Spravato, being FDA-approved, opens the door to insurance reimbursement. Without any insurance, a single Spravato session runs $800 to $1,300. With commercial insurance, the out-of-pocket cost typically drops to $140 to $450 per session. The manufacturer also offers a subsidy program that can bring costs down to $0 to $62 per session for patients with commercial insurance who go through prior authorization. Over six months, that subsidy can reduce total costs from roughly $9,450 to as little as $0 to $1,300. The subsidy doesn’t apply to Medicare, Medicaid, or VA coverage.
The Role of Therapy Alongside Ketamine
Ketamine on its own can produce rapid improvements in mood, sometimes within hours of a first infusion. But a growing number of clinics pair the drug with psychotherapy, and the combination appears to strengthen and extend the benefits. The idea is that ketamine temporarily increases the brain’s ability to form new connections, creating a window where talk therapy may be especially productive.

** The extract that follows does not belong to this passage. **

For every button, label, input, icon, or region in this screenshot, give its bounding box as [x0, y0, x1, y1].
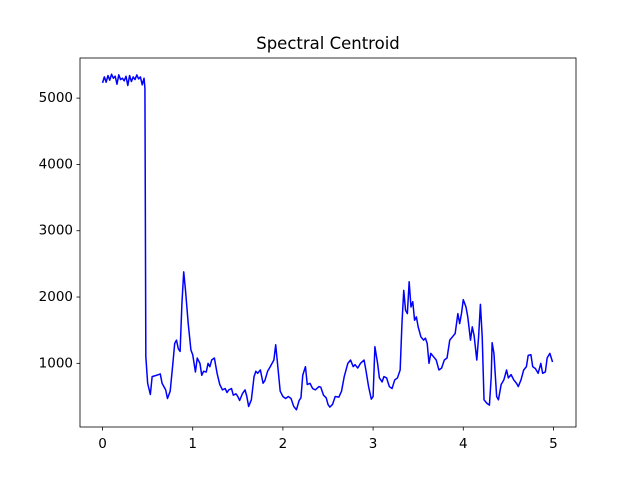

Integration therapy, as it’s often called, typically happens in sessions after each infusion. A therapist helps you make sense of the thoughts, emotions, or imagery that surfaced during the dissociative experience and apply any insights to your daily life. Not all clinics offer this. Some provide the infusion only and leave therapy coordination to your outside providers. If sustained mental health improvement is your goal, it’s worth asking whether a clinic includes integration support or operates purely as an infusion service.
Who Should Not Receive Ketamine
Ketamine raises blood pressure temporarily, so uncontrolled hypertension is a concern. People with a history of psychosis or active psychotic symptoms are generally not candidates, since the dissociative effects could worsen their condition. Active substance use disorders, particularly involving ketamine or other dissociatives, also raise red flags. Pregnancy, certain cardiovascular conditions, and elevated intracranial pressure are additional reasons a clinic may decline to treat someone. A reputable clinic will conduct a thorough medical and psychiatric screening before your first session.